# Example use-case: LISA UCB convolution of double white-dwarf binaries at current-day

This example fleshes out the steps required to estimate the population of observable double white dwarf systems in the LISA band. Relevant studies are: https://arxiv.org/abs/2405.20484

Several ingredients are necessary here:
- population-synthesis results that contain white-dwarfs
- a Milky-Way galaxy star formation rate history model
- a method to evolve double white-dwarf under the influence of gravitational wave radiation.
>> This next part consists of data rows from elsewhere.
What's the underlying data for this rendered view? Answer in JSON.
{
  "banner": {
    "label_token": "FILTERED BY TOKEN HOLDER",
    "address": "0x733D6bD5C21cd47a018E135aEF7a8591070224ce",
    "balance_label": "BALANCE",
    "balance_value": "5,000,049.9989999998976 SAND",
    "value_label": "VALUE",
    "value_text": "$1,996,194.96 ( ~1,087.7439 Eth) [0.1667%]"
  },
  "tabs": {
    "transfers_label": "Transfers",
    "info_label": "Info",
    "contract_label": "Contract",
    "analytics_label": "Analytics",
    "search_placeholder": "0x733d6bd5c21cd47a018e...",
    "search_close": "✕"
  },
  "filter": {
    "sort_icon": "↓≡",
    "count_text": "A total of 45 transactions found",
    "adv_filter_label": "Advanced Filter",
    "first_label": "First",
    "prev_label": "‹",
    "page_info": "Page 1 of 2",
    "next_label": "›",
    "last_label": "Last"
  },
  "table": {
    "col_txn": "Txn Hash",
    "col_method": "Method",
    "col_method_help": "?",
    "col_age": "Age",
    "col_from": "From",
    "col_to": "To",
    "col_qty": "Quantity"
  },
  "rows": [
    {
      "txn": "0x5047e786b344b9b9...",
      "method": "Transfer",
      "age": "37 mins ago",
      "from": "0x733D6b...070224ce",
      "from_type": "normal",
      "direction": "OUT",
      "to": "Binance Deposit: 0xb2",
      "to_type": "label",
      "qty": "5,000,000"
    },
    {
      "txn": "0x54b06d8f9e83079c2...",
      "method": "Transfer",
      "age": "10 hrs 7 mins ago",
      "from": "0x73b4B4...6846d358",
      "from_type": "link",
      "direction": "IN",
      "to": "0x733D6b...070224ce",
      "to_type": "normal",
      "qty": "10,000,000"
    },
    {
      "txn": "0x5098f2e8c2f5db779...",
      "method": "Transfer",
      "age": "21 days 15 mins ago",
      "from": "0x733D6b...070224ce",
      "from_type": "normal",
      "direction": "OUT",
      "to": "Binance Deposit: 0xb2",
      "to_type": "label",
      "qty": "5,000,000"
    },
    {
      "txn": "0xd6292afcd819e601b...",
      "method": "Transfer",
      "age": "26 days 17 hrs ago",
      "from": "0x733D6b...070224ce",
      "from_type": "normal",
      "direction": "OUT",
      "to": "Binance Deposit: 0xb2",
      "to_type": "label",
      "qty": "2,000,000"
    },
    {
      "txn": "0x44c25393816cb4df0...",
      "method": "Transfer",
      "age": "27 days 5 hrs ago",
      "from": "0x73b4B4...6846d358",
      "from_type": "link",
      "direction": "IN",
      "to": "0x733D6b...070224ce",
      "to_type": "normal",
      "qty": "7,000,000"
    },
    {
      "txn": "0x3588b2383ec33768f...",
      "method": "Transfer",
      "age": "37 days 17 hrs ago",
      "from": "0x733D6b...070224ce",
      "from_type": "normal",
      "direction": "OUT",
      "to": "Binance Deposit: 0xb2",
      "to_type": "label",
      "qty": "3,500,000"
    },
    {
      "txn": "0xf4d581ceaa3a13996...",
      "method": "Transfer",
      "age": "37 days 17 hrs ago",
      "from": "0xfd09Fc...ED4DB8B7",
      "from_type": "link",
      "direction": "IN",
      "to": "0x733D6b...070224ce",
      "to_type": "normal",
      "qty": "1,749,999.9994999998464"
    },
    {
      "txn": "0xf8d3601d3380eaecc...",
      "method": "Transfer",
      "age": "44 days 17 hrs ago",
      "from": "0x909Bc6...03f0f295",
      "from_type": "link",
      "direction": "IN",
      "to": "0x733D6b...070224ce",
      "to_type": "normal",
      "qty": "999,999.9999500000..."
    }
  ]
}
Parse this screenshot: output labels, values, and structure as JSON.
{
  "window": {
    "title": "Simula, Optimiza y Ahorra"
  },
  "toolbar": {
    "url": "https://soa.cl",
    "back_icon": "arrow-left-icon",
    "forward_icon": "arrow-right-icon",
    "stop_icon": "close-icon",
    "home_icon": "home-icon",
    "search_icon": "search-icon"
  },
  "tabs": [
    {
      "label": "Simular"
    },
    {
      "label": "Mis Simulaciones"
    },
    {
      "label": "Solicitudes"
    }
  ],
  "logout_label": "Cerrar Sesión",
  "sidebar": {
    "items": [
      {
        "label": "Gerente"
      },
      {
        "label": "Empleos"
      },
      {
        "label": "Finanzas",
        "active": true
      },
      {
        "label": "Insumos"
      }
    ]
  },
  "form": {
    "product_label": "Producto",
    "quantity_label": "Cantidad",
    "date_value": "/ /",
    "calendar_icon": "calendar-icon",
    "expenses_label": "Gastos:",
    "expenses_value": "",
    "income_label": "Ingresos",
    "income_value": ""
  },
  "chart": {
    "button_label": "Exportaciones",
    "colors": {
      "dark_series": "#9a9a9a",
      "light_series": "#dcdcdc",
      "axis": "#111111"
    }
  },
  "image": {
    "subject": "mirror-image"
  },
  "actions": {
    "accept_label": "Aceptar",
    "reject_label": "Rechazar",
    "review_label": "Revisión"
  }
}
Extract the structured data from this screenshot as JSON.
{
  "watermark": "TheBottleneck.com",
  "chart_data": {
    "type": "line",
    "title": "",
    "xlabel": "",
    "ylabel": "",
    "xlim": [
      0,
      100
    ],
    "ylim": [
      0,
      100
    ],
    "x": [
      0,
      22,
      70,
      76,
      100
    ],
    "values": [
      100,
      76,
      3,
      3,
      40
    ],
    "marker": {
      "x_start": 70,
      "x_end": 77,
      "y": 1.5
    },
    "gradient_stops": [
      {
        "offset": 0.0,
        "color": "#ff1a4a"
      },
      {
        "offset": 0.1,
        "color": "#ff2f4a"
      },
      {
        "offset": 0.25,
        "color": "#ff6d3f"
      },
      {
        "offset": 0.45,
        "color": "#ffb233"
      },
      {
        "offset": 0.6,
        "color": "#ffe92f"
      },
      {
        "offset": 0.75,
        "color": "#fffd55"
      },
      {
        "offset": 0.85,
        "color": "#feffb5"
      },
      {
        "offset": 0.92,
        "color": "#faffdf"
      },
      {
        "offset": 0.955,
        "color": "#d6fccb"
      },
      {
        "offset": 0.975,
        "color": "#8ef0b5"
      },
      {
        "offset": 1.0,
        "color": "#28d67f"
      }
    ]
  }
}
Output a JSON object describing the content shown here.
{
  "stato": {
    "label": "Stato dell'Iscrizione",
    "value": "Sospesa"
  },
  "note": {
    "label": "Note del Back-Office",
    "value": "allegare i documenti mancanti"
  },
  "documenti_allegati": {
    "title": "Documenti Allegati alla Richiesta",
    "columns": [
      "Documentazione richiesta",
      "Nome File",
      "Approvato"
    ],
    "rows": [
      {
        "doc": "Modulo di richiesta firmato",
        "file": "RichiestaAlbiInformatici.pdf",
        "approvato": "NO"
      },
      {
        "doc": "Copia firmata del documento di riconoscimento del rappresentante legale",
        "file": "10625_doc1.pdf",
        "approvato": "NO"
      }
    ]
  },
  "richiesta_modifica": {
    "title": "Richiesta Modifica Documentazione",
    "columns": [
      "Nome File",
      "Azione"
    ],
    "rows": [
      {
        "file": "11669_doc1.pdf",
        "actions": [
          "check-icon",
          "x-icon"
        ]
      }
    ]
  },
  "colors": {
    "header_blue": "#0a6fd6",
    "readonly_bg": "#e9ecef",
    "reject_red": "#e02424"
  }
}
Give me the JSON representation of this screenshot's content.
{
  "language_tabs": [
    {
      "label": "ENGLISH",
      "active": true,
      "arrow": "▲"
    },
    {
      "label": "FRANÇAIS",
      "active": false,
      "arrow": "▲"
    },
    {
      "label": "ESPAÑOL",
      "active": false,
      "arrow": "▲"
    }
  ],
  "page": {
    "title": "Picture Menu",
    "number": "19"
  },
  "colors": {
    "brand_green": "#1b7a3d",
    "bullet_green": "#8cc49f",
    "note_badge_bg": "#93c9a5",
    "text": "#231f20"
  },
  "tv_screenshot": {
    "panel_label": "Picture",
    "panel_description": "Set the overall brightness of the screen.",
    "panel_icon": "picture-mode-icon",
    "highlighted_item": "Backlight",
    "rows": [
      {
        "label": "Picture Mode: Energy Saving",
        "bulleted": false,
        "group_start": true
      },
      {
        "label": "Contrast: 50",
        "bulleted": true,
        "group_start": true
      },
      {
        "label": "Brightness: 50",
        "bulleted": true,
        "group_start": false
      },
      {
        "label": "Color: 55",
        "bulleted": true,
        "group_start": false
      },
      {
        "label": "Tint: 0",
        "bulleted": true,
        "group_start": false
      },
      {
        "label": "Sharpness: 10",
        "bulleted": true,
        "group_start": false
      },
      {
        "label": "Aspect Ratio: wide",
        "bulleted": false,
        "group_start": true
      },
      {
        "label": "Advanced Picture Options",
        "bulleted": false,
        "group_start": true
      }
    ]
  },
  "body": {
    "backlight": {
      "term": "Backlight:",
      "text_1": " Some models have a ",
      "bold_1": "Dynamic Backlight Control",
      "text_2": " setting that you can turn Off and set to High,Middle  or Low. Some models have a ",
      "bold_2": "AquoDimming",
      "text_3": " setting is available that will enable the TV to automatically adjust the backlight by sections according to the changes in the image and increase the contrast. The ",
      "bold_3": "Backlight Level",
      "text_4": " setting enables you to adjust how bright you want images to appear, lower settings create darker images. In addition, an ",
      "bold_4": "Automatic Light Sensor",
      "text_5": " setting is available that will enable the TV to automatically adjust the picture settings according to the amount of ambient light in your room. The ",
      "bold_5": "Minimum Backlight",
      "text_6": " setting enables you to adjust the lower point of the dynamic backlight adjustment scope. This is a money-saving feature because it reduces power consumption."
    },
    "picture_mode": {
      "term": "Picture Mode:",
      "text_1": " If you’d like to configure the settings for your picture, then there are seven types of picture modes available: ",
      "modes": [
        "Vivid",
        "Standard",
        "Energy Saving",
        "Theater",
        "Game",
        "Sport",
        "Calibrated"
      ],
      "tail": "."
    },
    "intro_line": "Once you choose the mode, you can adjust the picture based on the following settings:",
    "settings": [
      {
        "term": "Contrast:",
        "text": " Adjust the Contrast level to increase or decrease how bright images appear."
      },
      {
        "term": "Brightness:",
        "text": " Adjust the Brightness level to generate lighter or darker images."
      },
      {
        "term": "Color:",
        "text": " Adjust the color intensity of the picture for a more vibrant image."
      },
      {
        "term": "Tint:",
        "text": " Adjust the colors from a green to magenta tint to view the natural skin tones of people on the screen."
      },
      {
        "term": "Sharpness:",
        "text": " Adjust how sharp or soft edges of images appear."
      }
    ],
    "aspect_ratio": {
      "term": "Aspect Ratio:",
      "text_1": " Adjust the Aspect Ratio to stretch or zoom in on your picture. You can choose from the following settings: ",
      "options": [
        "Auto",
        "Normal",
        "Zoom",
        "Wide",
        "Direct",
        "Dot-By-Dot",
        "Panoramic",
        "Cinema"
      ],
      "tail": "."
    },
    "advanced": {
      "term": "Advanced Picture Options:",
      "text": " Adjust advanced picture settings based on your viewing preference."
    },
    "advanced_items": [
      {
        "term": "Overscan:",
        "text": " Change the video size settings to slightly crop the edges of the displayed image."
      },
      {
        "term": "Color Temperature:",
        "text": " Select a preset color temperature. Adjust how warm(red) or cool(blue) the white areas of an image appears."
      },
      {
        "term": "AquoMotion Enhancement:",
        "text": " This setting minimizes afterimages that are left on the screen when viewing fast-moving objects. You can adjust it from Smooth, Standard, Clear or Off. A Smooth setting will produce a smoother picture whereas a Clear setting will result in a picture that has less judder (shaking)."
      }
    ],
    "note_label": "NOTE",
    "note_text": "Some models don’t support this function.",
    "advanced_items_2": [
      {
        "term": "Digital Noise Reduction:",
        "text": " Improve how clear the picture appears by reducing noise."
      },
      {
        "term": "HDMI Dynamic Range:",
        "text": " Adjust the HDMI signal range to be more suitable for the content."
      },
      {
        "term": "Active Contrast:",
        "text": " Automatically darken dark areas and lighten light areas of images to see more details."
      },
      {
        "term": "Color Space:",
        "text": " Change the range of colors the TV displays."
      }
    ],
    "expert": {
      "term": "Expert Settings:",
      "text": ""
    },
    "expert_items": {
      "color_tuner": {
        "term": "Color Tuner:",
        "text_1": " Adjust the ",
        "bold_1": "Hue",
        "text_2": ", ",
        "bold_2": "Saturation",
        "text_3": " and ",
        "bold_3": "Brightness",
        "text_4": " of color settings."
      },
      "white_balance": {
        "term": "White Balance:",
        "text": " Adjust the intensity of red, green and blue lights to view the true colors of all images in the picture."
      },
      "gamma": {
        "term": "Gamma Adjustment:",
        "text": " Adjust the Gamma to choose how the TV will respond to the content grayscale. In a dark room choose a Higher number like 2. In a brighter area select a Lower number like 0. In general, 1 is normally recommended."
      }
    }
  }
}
Convolution-by-sampling was developed especially for this project, as we want to 'generate' double white dwarf systems at a certain lookback time, and evolve them (through gravitational-wave radiation) to the present day.

The convolution broadly is done as follows:
- In a given lookback-time bin we calculate the total mass formed into stars
- We use that to generate double white dwarf systems (using mass_formed * yield-per-mass-formed) 
- We assign a birth time to these systems (with values bound by the edges of the lookback time bin)
- We 'evolve' these systems up to the current day under the influence of gravitational-wave radiation. We make use of Legwork ([Wagg et al 2021](https://ui.adsabs.harvard.edu/abs/2022ApJS..260...52W/abstract)) in this example.
- Filter out certain systems (in particular those that, at current-day, are not in the LISA waveband)
- Calculate detection probabilities for the rest based on their position (either randomly assigned or motivated by a spatially-defined SFH) in the Milkyway and their system properties.
- Use this information to predict observable populations of DWD systems

In the following notebook I will show how to set up all the necessary pieces for this script and how to put them together. We will start some general imports like usual, then continue with setting up the `sfr_dict`, then design the post convolution function, and then combine everything and run the convolution.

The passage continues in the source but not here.